Review: Dallas Buyers Club

Jean-Marc Vallée directs the true story of the Texan cowboy who takes on the pharmaceutical companies during the outbreak of the AIDS epidemic in the 1980s.

Showing the life of Ron Woodroof, from being given 30 days to live after contracting HIV, smuggling medicine from Mexico, to setting up his own treatment centre and taking on the authorities. Dallas Buyers Club tackles the most sensitive of issues with a thoughtfulness and sensitivity that is rarely found in mainstream cinema.

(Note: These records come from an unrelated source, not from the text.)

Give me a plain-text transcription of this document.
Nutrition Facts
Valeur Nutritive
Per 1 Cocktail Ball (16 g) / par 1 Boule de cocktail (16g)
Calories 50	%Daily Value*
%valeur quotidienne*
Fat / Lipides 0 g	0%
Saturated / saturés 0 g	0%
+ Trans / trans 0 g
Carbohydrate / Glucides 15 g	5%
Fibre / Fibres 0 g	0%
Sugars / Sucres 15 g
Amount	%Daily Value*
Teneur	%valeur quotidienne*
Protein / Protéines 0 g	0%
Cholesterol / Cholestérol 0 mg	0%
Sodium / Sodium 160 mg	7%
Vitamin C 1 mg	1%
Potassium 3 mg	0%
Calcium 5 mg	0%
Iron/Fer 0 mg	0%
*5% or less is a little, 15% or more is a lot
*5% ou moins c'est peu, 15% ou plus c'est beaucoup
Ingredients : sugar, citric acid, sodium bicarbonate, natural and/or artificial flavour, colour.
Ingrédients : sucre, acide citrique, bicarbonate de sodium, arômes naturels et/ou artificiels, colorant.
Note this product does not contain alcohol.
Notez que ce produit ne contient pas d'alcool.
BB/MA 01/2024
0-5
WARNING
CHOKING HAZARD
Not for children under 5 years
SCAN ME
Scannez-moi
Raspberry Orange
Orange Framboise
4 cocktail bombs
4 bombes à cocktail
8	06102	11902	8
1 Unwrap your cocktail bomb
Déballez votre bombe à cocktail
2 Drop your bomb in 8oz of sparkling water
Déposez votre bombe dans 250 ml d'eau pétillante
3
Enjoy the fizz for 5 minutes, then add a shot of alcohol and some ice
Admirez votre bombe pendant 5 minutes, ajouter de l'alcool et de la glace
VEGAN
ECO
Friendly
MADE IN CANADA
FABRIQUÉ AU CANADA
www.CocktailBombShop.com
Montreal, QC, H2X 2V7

At the centre of the film is Matthew McConaughey as the real life Ron Woodroof. The initial shock of seeing McConaughey as the emaciated, at death’s door Woodroof soon dissipates as it is soon apparent McConaughey’s off screen commitment to the role is matched by his on screen performance. This is one of most powerful performances of McConaughey’s career, portraying a man who starts off as a homophobic, drug taking womanizer who becomes a tolerant, entrepreneur helping the very people who initially disgusted him. This is no mean feat and McConaughey portrays Woodroof wonderfully, showing the man’s complexities with a multifaceted performance that is both intelligent and moving.

Jared Leto is equally captivating as Rayon, a transgender man suffering from AIDS. What could easily have slipped into being a clichéd characterture in Leto’s hand is both a humorous and heartbreaking performance that gets to core of the complex emotions of someone facing their own mortality, whilst having to face the ignorance of the times.

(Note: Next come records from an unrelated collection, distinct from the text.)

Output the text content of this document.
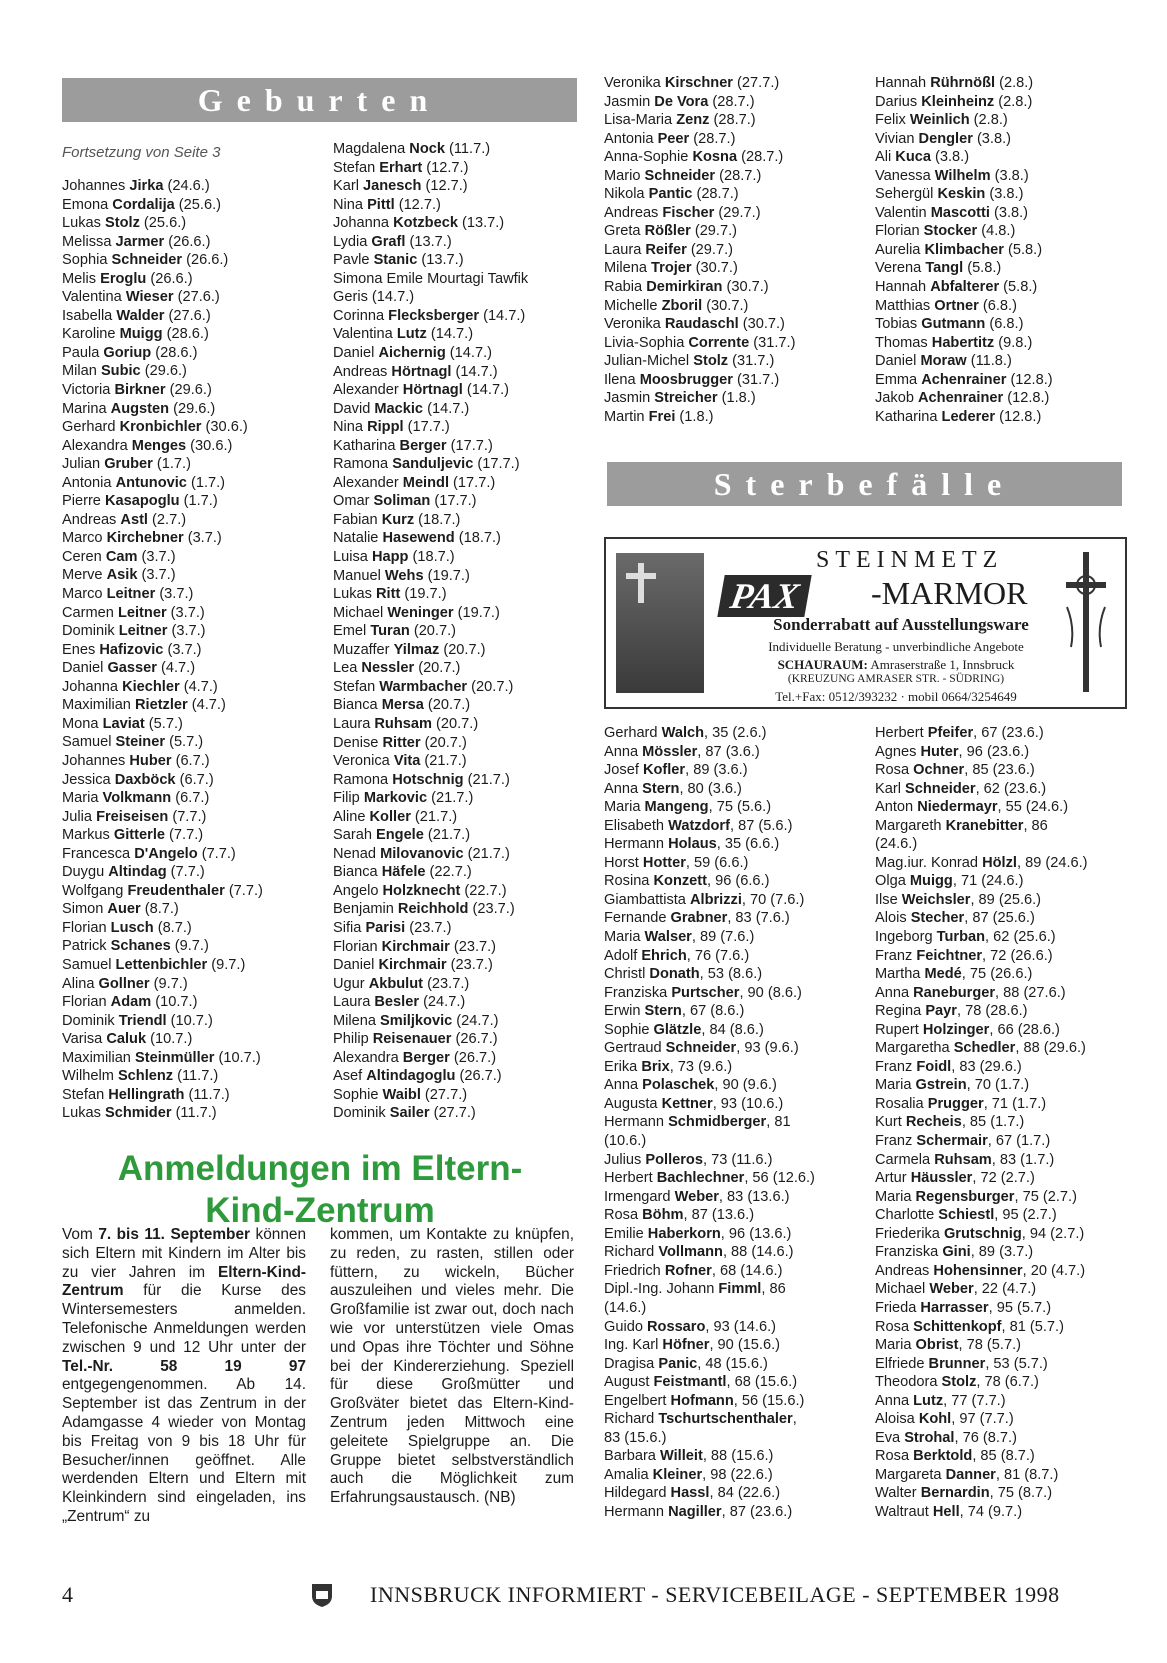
Geburten
Fortsetzung von Seite 3
Johannes Jirka (24.6.)
Emona Cordalija (25.6.)
Lukas Stolz (25.6.)
Melissa Jarmer (26.6.)
Sophia Schneider (26.6.)
Melis Eroglu (26.6.)
Valentina Wieser (27.6.)
Isabella Walder (27.6.)
Karoline Muigg (28.6.)
Paula Goriup (28.6.)
Milan Subic (29.6.)
Victoria Birkner (29.6.)
Marina Augsten (29.6.)
Gerhard Kronbichler (30.6.)
Alexandra Menges (30.6.)
Julian Gruber (1.7.)
Antonia Antunovic (1.7.)
Pierre Kasapoglu (1.7.)
Andreas Astl (2.7.)
Marco Kirchebner (3.7.)
Ceren Cam (3.7.)
Merve Asik (3.7.)
Marco Leitner (3.7.)
Carmen Leitner (3.7.)
Dominik Leitner (3.7.)
Enes Hafizovic (3.7.)
Daniel Gasser (4.7.)
Johanna Kiechler (4.7.)
Maximilian Rietzler (4.7.)
Mona Laviat (5.7.)
Samuel Steiner (5.7.)
Johannes Huber (6.7.)
Jessica Daxböck (6.7.)
Maria Volkmann (6.7.)
Julia Freiseisen (7.7.)
Markus Gitterle (7.7.)
Francesca D'Angelo (7.7.)
Duygu Altindag (7.7.)
Wolfgang Freudenthaler (7.7.)
Simon Auer (8.7.)
Florian Lusch (8.7.)
Patrick Schanes (9.7.)
Samuel Lettenbichler (9.7.)
Alina Gollner (9.7.)
Florian Adam (10.7.)
Dominik Triendl (10.7.)
Varisa Caluk (10.7.)
Maximilian Steinmüller (10.7.)
Wilhelm Schlenz (11.7.)
Stefan Hellingrath (11.7.)
Lukas Schmider (11.7.)
Magdalena Nock (11.7.)
Stefan Erhart (12.7.)
Karl Janesch (12.7.)
Nina Pittl (12.7.)
Johanna Kotzbeck (13.7.)
Lydia Grafl (13.7.)
Pavle Stanic (13.7.)
Simona Emile Mourtagi Tawfik
Geris (14.7.)
Corinna Flecksberger (14.7.)
Valentina Lutz (14.7.)
Daniel Aichernig (14.7.)
Andreas Hörtnagl (14.7.)
Alexander Hörtnagl (14.7.)
David Mackic (14.7.)
Nina Rippl (17.7.)
Katharina Berger (17.7.)
Ramona Sanduljevic (17.7.)
Alexander Meindl (17.7.)
Omar Soliman (17.7.)
Fabian Kurz (18.7.)
Natalie Hasewend (18.7.)
Luisa Happ (18.7.)
Manuel Wehs (19.7.)
Lukas Ritt (19.7.)
Michael Weninger (19.7.)
Emel Turan (20.7.)
Muzaffer Yilmaz (20.7.)
Lea Nessler (20.7.)
Stefan Warmbacher (20.7.)
Bianca Mersa (20.7.)
Laura Ruhsam (20.7.)
Denise Ritter (20.7.)
Veronica Vita (21.7.)
Ramona Hotschnig (21.7.)
Filip Markovic (21.7.)
Aline Koller (21.7.)
Sarah Engele (21.7.)
Nenad Milovanovic (21.7.)
Bianca Häfele (22.7.)
Angelo Holzknecht (22.7.)
Benjamin Reichhold (23.7.)
Sifia Parisi (23.7.)
Florian Kirchmair (23.7.)
Daniel Kirchmair (23.7.)
Ugur Akbulut (23.7.)
Laura Besler (24.7.)
Milena Smiljkovic (24.7.)
Philip Reisenauer (26.7.)
Alexandra Berger (26.7.)
Asef Altindagoglu (26.7.)
Sophie Waibl (27.7.)
Dominik Sailer (27.7.)
Veronika Kirschner (27.7.)
Jasmin De Vora (28.7.)
Lisa-Maria Zenz (28.7.)
Antonia Peer (28.7.)
Anna-Sophie Kosna (28.7.)
Mario Schneider (28.7.)
Nikola Pantic (28.7.)
Andreas Fischer (29.7.)
Greta Rößler (29.7.)
Laura Reifer (29.7.)
Milena Trojer (30.7.)
Rabia Demirkiran (30.7.)
Michelle Zboril (30.7.)
Veronika Raudaschl (30.7.)
Livia-Sophia Corrente (31.7.)
Julian-Michel Stolz (31.7.)
Ilena Moosbrugger (31.7.)
Jasmin Streicher (1.8.)
Martin Frei (1.8.)
Hannah Rührnößl (2.8.)
Darius Kleinheinz (2.8.)
Felix Weinlich (2.8.)
Vivian Dengler (3.8.)
Ali Kuca (3.8.)
Vanessa Wilhelm (3.8.)
Sehergül Keskin (3.8.)
Valentin Mascotti (3.8.)
Florian Stocker (4.8.)
Aurelia Klimbacher (5.8.)
Verena Tangl (5.8.)
Hannah Abfalterer (5.8.)
Matthias Ortner (6.8.)
Tobias Gutmann (6.8.)
Thomas Habertitz (9.8.)
Daniel Moraw (11.8.)
Emma Achenrainer (12.8.)
Jakob Achenrainer (12.8.)
Katharina Lederer (12.8.)
Sterbefälle
STEINMETZ
PAX	-MARMOR
Sonderrabatt auf Ausstellungsware
Individuelle Beratung - unverbindliche Angebote
SCHAURAUM: Amraserstraße 1, Innsbruck
(KREUZUNG AMRASER STR. - SÜDRING)
Tel.+Fax: 0512/393232 · mobil 0664/3254649
Gerhard Walch, 35 (2.6.)
Anna Mössler, 87 (3.6.)
Josef Kofler, 89 (3.6.)
Anna Stern, 80 (3.6.)
Maria Mangeng, 75 (5.6.)
Elisabeth Watzdorf, 87 (5.6.)
Hermann Holaus, 35 (6.6.)
Horst Hotter, 59 (6.6.)
Rosina Konzett, 96 (6.6.)
Giambattista Albrizzi, 70 (7.6.)
Fernande Grabner, 83 (7.6.)
Maria Walser, 89 (7.6.)
Adolf Ehrich, 76 (7.6.)
Christl Donath, 53 (8.6.)
Franziska Purtscher, 90 (8.6.)
Erwin Stern, 67 (8.6.)
Sophie Glätzle, 84 (8.6.)
Gertraud Schneider, 93 (9.6.)
Erika Brix, 73 (9.6.)
Anna Polaschek, 90 (9.6.)
Augusta Kettner, 93 (10.6.)
Hermann Schmidberger, 81
(10.6.)
Julius Polleros, 73 (11.6.)
Herbert Bachlechner, 56 (12.6.)
Irmengard Weber, 83 (13.6.)
Rosa Böhm, 87 (13.6.)
Emilie Haberkorn, 96 (13.6.)
Richard Vollmann, 88 (14.6.)
Friedrich Rofner, 68 (14.6.)
Dipl.-Ing. Johann Fimml, 86
(14.6.)
Guido Rossaro, 93 (14.6.)
Ing. Karl Höfner, 90 (15.6.)
Dragisa Panic, 48 (15.6.)
August Feistmantl, 68 (15.6.)
Engelbert Hofmann, 56 (15.6.)
Richard Tschurtschenthaler,
83 (15.6.)
Barbara Willeit, 88 (15.6.)
Amalia Kleiner, 98 (22.6.)
Hildegard Hassl, 84 (22.6.)
Hermann Nagiller, 87 (23.6.)
Herbert Pfeifer, 67 (23.6.)
Agnes Huter, 96 (23.6.)
Rosa Ochner, 85 (23.6.)
Karl Schneider, 62 (23.6.)
Anton Niedermayr, 55 (24.6.)
Margareth Kranebitter, 86
(24.6.)
Mag.iur. Konrad Hölzl, 89 (24.6.)
Olga Muigg, 71 (24.6.)
Ilse Weichsler, 89 (25.6.)
Alois Stecher, 87 (25.6.)
Ingeborg Turban, 62 (25.6.)
Franz Feichtner, 72 (26.6.)
Martha Medé, 75 (26.6.)
Anna Raneburger, 88 (27.6.)
Regina Payr, 78 (28.6.)
Rupert Holzinger, 66 (28.6.)
Margaretha Schedler, 88 (29.6.)
Franz Foidl, 83 (29.6.)
Maria Gstrein, 70 (1.7.)
Rosalia Prugger, 71 (1.7.)
Kurt Recheis, 85 (1.7.)
Franz Schermair, 67 (1.7.)
Carmela Ruhsam, 83 (1.7.)
Artur Häussler, 72 (2.7.)
Maria Regensburger, 75 (2.7.)
Charlotte Schiestl, 95 (2.7.)
Friederika Grutschnig, 94 (2.7.)
Franziska Gini, 89 (3.7.)
Andreas Hohensinner, 20 (4.7.)
Michael Weber, 22 (4.7.)
Frieda Harrasser, 95 (5.7.)
Rosa Schittenkopf, 81 (5.7.)
Maria Obrist, 78 (5.7.)
Elfriede Brunner, 53 (5.7.)
Theodora Stolz, 78 (6.7.)
Anna Lutz, 77 (7.7.)
Aloisa Kohl, 97 (7.7.)
Eva Strohal, 76 (8.7.)
Rosa Berktold, 85 (8.7.)
Margareta Danner, 81 (8.7.)
Walter Bernardin, 75 (8.7.)
Waltraut Hell, 74 (9.7.)
Anmeldungen im Eltern-
Kind-Zentrum
Vom 7. bis 11. September können sich Eltern mit Kindern im Alter bis zu vier Jahren im Eltern-Kind-Zentrum für die Kurse des Wintersemesters anmelden. Telefonische Anmeldungen werden zwischen 9 und 12 Uhr unter der Tel.-Nr. 58 19 97 entgegengenommen. Ab 14. September ist das Zentrum in der Adamgasse 4 wieder von Montag bis Freitag von 9 bis 18 Uhr für Besucher/innen geöffnet. Alle werdenden Eltern und Eltern mit Kleinkindern sind eingeladen, ins „Zentrum“ zu
kommen, um Kontakte zu knüpfen, zu reden, zu rasten, stillen oder füttern, zu wickeln, Bücher auszuleihen und vieles mehr. Die Großfamilie ist zwar out, doch nach wie vor unterstützen viele Omas und Opas ihre Töchter und Söhne bei der Kindererziehung. Speziell für diese Großmütter und Großväter bietet das Eltern-Kind-Zentrum jeden Mittwoch eine geleitete Spielgruppe an. Die Gruppe bietet selbstverständlich auch die Möglichkeit zum Erfahrungsaustausch. (NB)
4	INNSBRUCK INFORMIERT - SERVICEBEILAGE - SEPTEMBER 1998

Anchoring the whole thing down is Jennifer Garner as Dr. Eve Saks. While not delivering a performance as showy as McConaughey’s and Leto, Garner does bring grounding to the story which the film certainly needs.

Starting out as tale of self preservation and making money turns into a story that is much more meaningful. With Woodrow being on the receiving end of his own prejudices he goes about circumventing US drug regulations buy setting up his own buyers club where patients pay a membership to receive treatment rather than paying directly for the medication. With Woodrow facing his own mortality the whole venture turns into something much more humanitarian as Woodrow later says ‘I’m fighting for a life, I ain’t got time to live and I want it to mean something’.

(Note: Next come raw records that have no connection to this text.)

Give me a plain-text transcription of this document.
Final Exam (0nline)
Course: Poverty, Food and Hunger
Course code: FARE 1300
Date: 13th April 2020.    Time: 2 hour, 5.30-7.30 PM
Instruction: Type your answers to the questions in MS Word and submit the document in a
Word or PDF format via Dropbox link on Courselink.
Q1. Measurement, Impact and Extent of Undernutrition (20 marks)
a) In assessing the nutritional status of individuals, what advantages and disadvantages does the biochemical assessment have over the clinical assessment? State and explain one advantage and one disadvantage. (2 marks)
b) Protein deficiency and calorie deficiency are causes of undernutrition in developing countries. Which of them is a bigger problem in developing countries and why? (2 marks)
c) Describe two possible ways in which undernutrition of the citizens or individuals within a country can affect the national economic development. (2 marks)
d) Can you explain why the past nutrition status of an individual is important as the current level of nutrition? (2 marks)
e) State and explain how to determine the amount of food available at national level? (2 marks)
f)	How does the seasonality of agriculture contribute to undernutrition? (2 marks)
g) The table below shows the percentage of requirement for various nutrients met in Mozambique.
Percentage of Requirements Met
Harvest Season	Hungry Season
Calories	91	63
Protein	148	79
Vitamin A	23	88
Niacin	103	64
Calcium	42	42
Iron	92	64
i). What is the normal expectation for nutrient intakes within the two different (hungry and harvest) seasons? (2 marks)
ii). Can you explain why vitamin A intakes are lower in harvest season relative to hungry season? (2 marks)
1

The film tackles a number of subjects, Woodrow, homophobia and corporate collusion to name a few, but it never loses sight of the main character and main story. Vallée manages to tell both the personal story of Woodroof and the wider story of AIDS treatment at that time with equal care and attention, thus giving the audience a personal insight into a tragedy that devastated so many lives.

Like with all true stories made into film, there are some elements that deviate from what actually happened. Leto’s character Rayon and Garner’s Dr. Eve Saks are both fictional, with Rayon being a composite of transgender AIDS patients. It is a plot device, but a well intentioned, well handled and amazingly performed one, which is justified in this film. Likewise Dr. Eve Saks character is there to show the human face of a medical establishment, which is otherwise shown to be cold and more interested in taking care of their corporate companies than they are of their own patients.

A true story with some truly amazing performances, Vallée steers clear of being saccharin and manipulative, instead treating this subject with the intelligence and sensitivity it deserves.